Impact of miR-24-3p inhibition on Notch pathway components’ miR-24-3p expression in cultured HUVECs and microvascular ECs exposed to limb ischemia. (A) Bar graph shows miR-24-3pNotch-1, Dll1, and down-stream targets Hes-1 and Hey-1 mRNAs in HUVEC transfected with miR-24-3p inhibitor (light grey columns) compared to control (white columns). (B) Bar graph shows the modulations of Notch-1, Dll1, Hes-1, and Hey-1 mRNA in CD146 positive cells isolated by ischemic adductor muscle at 3 days post-ischemia treated with in vivo miR-24-3p inhibitor (Ad.Decoy.miR-24-3p, grey bar) compared to scramble control (Ad. Null, black bar). Gene expression was normalised to 18S. Cell experiments were performed in triplicate and repeated three times. Analyses on muscular cells were developed using n = 10 mice per group. Values are means ± SEM. ** p < 0.005 vs. the respective control.

Figure 6

Effects of miR-24-3p inhibition in the ischemic limb. (A) Line graph shows the blood flow analysis in ischemic mice injected with Ad.Null (blue line) or Ad.Decoy-miR-24-3p (red line) (n = 12 animals per each group). (B) Bar graph shows increased capillary density after Ad.Decoy-mediated inhibition of miR-24-3p in the ischemic adductor muscle.
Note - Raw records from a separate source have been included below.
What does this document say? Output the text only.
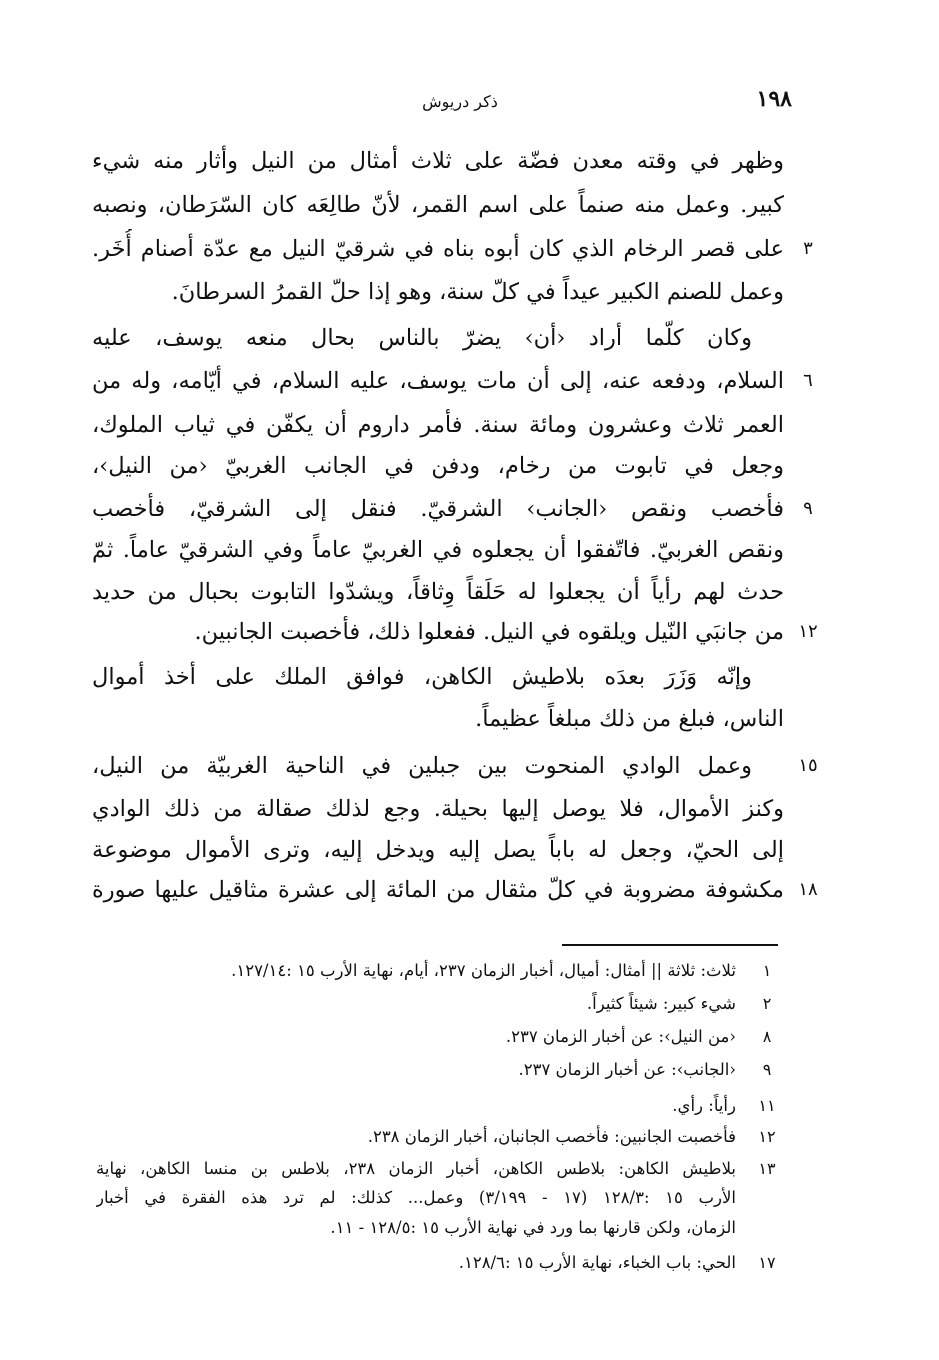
ذكر دريوش	١٩٨
وظهر في وقته معدن فضّة على ثلاث أمثال من النيل وأثار منه شيء
كبير. وعمل منه صنماً على اسم القمر، لأنّ طالِعَه كان السّرَطان، ونصبه
على قصر الرخام الذي كان أبوه بناه في شرقيّ النيل مع عدّة أصنام أُخَر.	٣
وعمل للصنم الكبير عيداً في كلّ سنة، وهو إذا حلّ القمرُ السرطانَ.
وكان كلّما أراد ‹أن› يضرّ بالناس بحال منعه يوسف، عليه
السلام، ودفعه عنه، إلى أن مات يوسف، عليه السلام، في أيّامه، وله من	٦
العمر ثلاث وعشرون ومائة سنة. فأمر داروم أن يكفّن في ثياب الملوك،
وجعل في تابوت من رخام، ودفن في الجانب الغربيّ ‹من النيل›،
فأخصب ونقص ‹الجانب› الشرقيّ. فنقل إلى الشرقيّ، فأخصب	٩
ونقص الغربيّ. فاتّفقوا أن يجعلوه في الغربيّ عاماً وفي الشرقيّ عاماً. ثمّ
حدث لهم رأياً أن يجعلوا له حَلَقاً وِثاقاً، ويشدّوا التابوت بحبال من حديد
من جانبَي النّيل ويلقوه في النيل. ففعلوا ذلك، فأخصبت الجانبين. ١٢
وإنّه وَزَرَ بعدَه بلاطيش الكاهن، فوافق الملك على أخذ أموال
الناس، فبلغ من ذلك مبلغاً عظيماً.
وعمل الوادي المنحوت بين جبلين في الناحية الغربيّة من النيل،	١٥
وكنز الأموال، فلا يوصل إليها بحيلة. وجع لذلك صقالة من ذلك الوادي
إلى الحيّ، وجعل له باباً يصل إليه ويدخل إليه، وترى الأموال موضوعة
مكشوفة مضروبة في كلّ مثقال من المائة إلى عشرة مثاقيل عليها صورة ١٨
١
ثلاث: ثلاثة || أمثال: أميال، أخبار الزمان ٢٣٧، أيام، نهاية الأرب ١٥ :١٢٧/١٤.
٢
شيء كبير: شيئاً كثيراً.
٨
‹من النيل›: عن أخبار الزمان ٢٣٧.
٩
‹الجانب›: عن أخبار الزمان ٢٣٧.
١١
رأياً: رأي.
١٢
فأخصبت الجانبين: فأخصب الجانبان، أخبار الزمان ٢٣٨.
١٣
بلاطيش الكاهن: بلاطس الكاهن، أخبار الزمان ٢٣٨، بلاطس بن منسا الكاهن، نهاية
الأرب ١٥ :١٢٨/٣ (١٧ - ٣/١٩٩) وعمل... كذلك: لم ترد هذه الفقرة في أخبار
الزمان، ولكن قارنها بما ورد في نهاية الأرب ١٥ :١٢٨/٥ - ١١.
١٧
الحي: باب الخباء، نهاية الأرب ١٥ :١٢٨/٦.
Photomicrographs (C) and bar graphs (D and E) show the effect of miR-24-3p inhibition on the vascular organization (C), density (D), and length (E) in the ischemic adductor muscle. Photomicrographs and bar graph (F) show the percentage of perfused vessels in muscles treated with either AdDecoy.miR-24-3p or Ad.Null at 21 days of ischemia. Ad.Decoy.miR-24-3p treatment is shown in black, Ad.Null in white. Values are means ± SEM. ** p < 0.01 and * p < 0.01 vs. Ad.Null.

Figure 7

miR-24-3p and Wnt/β-catenin binding prediction. The table shows the target genes prediction related to the Wnt/β-catenin pathway in human (left) and mouse. The prediction was performed using mirWalk software.

Figure 8

β-catenin modulation in in vitro model of hypoxia. (A) The panel shows representative pictures of β-catenin staining in HUVECs treated with miR-24-3p inhibitor and exposed to hypoxia (1% O₂) or kept under standard culture conditions for 48 h. Scale bars corresponds to 50 um (B) Bar graph shows the quantification of the staining, where the black bar represents HUVECs treated with miR-24-3p inhibitor, and the white bar represents HUVECs treated with scramble (transfection control). Adhesion assay was performed in quintuplicate and repeated two times; β-catenin staining was performed in triplicate and repeated three times. Values are means ± SEM. * p < 0,05 vs. scramble hypoxia, ⁺ p < 0.05 vs. anti-miR-24-3p in standard culture conditions; ^## p < 0.01 vs. scramble in standard culture conditions.

Figure 9

Reduced miR24 in ECs affects the adhesion between ECs and pericyte. miR-24-3 under standard (5% O₂) or hypoxic culture conditions. Groups are pre-miR-24-3p transfected ECs miR-24-3p (black column); scramble control (dark grey column); vehicle control of transfection (light grey); and untreated cells (white column). Adhesion assay was performed using five wells per treatment and repeated two times. Values are means ± SEM. * p < 0.05 vs. untreated cells in normoxia; + p < 0.05 vs. untreated Cells in hypoxia; $ p < 0.05 vs. scramble in normoxia; # p < 0,05 vs. scramble control in hypoxia.